We made it to 9 months and one week. I pumped one last measly bottle the other night and put it in the fridge to save for a quiet moment. I discarded the parts of my manual pump last night (the electric pump was sold to a friend the first time I retired). I even made sure this pump touched Princess Commando’s old, stepped- in–dog- poop sneakers which were sitting at the top of the garbage pile so I wouldn’t be tempted to pull it out. I warned the Mr. that it was going to be emotional for me. He was sympathetic; but, of course, a man will never experience this. And, even the most empathetic husband and father will never quite appreciate the true purpose of the fun bags and all of the labor that went into sustaining his child. And, by no fault of his own, he will never fully understand how monumental and emotional the decision to cease nursing is for a mother.

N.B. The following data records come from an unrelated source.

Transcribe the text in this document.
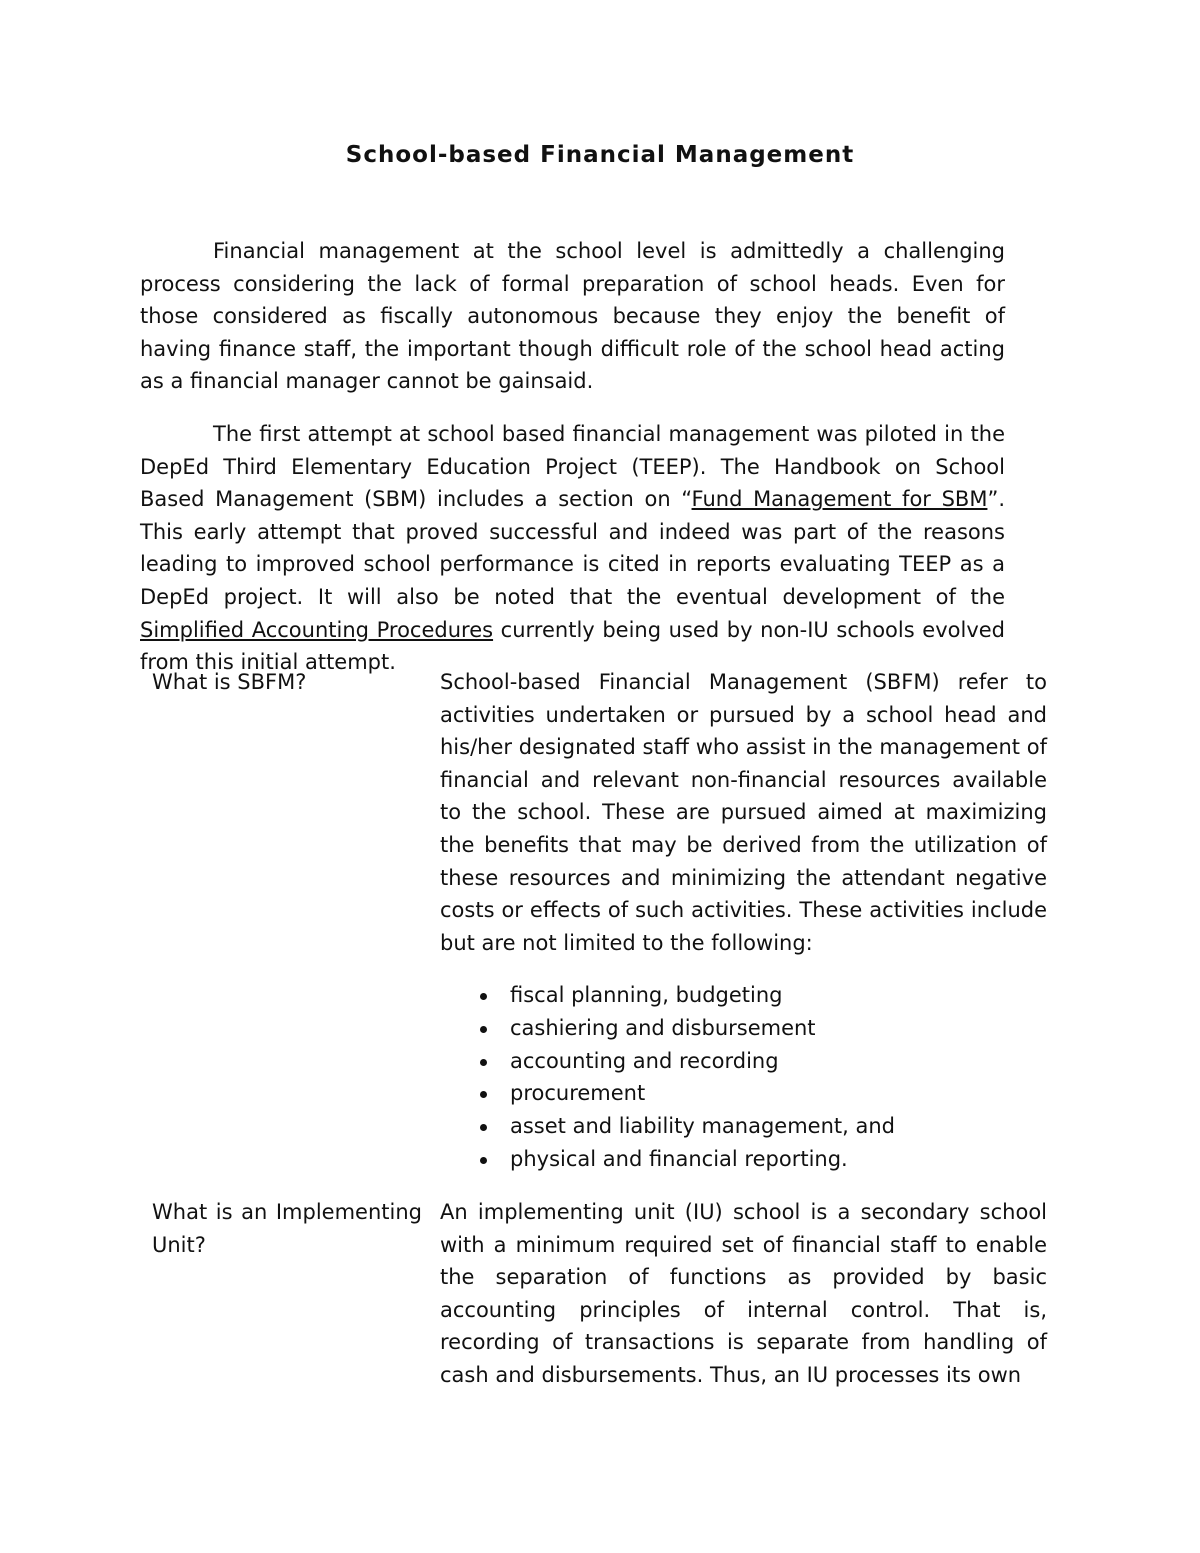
School-based Financial Management

Financial management at the school level is admittedly a challenging process considering the lack of formal preparation of school heads. Even for those considered as fiscally autonomous because they enjoy the benefit of having finance staff, the important though difficult role of the school head acting as a financial manager cannot be gainsaid.

The first attempt at school based financial management was piloted in the DepEd Third Elementary Education Project (TEEP). The Handbook on School Based Management (SBM) includes a section on “Fund Management for SBM”. This early attempt that proved successful and indeed was part of the reasons leading to improved school performance is cited in reports evaluating TEEP as a DepEd project. It will also be noted that the eventual development of the Simplified Accounting Procedures currently being used by non-IU schools evolved from this initial attempt.

What is SBFM?	School-based Financial Management (SBFM) refer to activities undertaken or pursued by a school head and his/her designated staff who assist in the management of financial and relevant non-financial resources available to the school. These are pursued aimed at maximizing the benefits that may be derived from the utilization of these resources and minimizing the attendant negative costs or effects of such activities. These activities include but are not limited to the following:

fiscal planning, budgeting
cashiering and disbursement
accounting and recording
procurement
asset and liability management, and
physical and financial reporting.

What is an Implementing Unit?

An implementing unit (IU) school is a secondary school with a minimum required set of financial staff to enable the separation of functions as provided by basic accounting principles of internal control. That is, recording of transactions is separate from handling of cash and disbursements. Thus, an IU processes its own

I sat with her, early this Sunday morning, in her rocking chair before her morning nap. I gave her the warmed bottle of milk- the last bottle of liquid gold. She fell into the most peaceful milk coma. I lingered a little longer than I normally would, examining the pristine sweetness of her little face- the downy red hair, the long deep copper lashes, the rosy cheeks, button nose (where did that come from?) and cupid’s bow lips. And, I thanked her for being here and for giving me this experience.